The Apollo Missions Science Packages

25th November 2014

This talk was given by the Keith Wright, who was an engineer working on all the science packages that were included in the Apollo missions.
Keith started by reviewing his career, stating with making model rockets at school, and on through working on “Blue Streak” to Apollo in 1966. He then joined ESA in 1972.
We looked at the various packages that were attacked to the lunar lander, starting with Apollo 11 which had laser ranging reflector, a passive seismometer and a dust analyser. After that we looked at the instruments that were additional to what was brought by earlier landings, though many of the experiments were repeated.
Apollo 12 had a magnetometer, a solar wind detector, an ion detector and an atmospheric pressure meter. All these were connected to a central station. As Keith discussed each bit of equipment, he also told stories about training the astronauts, problems, etc., e.g. tripping over cables on the Moon.
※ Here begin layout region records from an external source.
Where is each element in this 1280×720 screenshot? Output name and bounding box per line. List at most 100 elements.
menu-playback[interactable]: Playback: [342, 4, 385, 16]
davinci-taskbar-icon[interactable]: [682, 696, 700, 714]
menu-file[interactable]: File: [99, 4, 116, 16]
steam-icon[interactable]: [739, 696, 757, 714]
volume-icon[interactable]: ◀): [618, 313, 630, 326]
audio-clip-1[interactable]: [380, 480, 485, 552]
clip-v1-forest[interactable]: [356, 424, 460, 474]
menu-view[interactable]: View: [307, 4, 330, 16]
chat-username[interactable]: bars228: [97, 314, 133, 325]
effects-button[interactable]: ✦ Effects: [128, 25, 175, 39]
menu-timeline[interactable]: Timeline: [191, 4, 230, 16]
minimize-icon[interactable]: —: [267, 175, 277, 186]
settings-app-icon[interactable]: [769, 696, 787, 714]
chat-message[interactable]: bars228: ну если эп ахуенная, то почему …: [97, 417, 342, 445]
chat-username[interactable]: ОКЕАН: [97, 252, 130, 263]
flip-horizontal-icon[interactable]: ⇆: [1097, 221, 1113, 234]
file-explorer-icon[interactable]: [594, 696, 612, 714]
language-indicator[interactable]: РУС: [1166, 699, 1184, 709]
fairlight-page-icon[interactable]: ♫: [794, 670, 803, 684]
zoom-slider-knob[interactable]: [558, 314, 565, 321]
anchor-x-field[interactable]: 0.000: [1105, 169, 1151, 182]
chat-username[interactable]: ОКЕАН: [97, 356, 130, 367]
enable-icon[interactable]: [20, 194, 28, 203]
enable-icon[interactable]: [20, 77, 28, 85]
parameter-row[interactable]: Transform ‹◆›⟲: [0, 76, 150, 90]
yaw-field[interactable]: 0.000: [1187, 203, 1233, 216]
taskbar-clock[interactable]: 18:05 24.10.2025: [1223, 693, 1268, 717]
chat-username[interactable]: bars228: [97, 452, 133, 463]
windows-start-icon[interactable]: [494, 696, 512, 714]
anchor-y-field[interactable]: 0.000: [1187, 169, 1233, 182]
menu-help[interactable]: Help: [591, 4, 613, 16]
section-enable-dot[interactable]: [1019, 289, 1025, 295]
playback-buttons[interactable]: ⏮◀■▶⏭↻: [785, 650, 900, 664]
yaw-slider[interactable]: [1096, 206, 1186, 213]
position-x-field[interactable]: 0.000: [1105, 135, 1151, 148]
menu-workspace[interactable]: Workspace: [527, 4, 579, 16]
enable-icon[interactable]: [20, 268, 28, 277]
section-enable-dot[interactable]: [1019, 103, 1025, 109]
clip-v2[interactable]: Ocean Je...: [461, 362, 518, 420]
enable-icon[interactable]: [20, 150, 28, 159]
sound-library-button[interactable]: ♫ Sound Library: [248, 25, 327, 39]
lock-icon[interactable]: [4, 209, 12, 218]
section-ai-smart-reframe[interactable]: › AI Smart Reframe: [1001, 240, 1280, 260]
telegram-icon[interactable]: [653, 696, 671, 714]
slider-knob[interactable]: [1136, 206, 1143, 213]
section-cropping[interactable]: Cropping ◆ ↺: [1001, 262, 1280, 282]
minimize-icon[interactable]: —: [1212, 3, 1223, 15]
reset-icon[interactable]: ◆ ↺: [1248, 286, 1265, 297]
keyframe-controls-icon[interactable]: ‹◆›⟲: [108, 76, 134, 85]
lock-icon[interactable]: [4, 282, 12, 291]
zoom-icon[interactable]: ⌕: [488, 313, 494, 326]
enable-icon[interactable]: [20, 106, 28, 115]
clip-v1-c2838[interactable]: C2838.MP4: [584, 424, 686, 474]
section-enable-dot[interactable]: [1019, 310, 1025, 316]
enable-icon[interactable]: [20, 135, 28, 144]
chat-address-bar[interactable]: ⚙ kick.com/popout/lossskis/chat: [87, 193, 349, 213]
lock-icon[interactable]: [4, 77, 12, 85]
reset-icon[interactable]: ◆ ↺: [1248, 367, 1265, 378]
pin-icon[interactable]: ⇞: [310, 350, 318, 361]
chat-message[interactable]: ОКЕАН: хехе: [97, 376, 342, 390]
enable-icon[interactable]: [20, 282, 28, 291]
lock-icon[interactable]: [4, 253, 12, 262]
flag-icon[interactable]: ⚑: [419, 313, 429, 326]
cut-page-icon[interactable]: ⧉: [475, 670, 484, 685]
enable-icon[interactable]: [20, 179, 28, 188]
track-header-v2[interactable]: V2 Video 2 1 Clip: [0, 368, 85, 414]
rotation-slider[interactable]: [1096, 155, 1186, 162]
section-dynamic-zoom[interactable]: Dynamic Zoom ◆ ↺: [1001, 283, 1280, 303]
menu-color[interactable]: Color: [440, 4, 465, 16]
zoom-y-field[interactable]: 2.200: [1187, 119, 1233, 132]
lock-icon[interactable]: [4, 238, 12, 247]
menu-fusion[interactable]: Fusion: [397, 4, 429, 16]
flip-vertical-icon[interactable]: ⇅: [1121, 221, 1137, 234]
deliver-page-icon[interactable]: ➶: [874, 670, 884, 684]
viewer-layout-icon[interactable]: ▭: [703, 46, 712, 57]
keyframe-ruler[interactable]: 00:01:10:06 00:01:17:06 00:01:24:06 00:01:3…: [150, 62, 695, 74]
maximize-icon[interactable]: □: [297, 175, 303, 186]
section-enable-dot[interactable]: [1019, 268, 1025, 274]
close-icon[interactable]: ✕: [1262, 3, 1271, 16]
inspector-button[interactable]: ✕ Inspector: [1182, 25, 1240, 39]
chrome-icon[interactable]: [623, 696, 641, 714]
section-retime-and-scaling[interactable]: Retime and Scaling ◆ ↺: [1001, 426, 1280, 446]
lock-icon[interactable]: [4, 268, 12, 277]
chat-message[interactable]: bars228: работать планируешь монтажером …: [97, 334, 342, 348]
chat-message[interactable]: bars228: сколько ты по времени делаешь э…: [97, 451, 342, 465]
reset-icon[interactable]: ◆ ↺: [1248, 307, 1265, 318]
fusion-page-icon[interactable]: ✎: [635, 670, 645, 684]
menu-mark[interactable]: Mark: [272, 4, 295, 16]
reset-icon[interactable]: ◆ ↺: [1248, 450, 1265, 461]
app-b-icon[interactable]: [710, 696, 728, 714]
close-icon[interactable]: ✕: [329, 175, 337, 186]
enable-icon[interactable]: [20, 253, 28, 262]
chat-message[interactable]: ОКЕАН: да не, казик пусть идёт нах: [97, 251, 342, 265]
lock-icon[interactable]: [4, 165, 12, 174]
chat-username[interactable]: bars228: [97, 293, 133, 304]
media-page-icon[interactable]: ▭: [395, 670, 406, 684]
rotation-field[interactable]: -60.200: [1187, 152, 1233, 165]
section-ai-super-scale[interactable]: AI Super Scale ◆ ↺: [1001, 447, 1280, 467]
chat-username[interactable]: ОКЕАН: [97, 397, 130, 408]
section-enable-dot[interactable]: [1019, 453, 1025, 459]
Apollo 14 had an active seismometer with a small mortar and astronaut operated thumper, and a charged particle detector. Apollo 15 included a heat flow detector, but it proved very difficult to drill into the surface to install it, so only one of the two sensors was installed. Apollo 16 had no new items, and Apollo 17 had a gravimeter and an atmospheric composition spectrometer.
Keith concluded by telling us how much our understanding of the Moon has been added to by the information these experiments gave us. For example, the internal structure of the moon is now known to be very different from what we thought it was before all the seismology experiments.
An excellent talk on a subject which the audience found most interesting.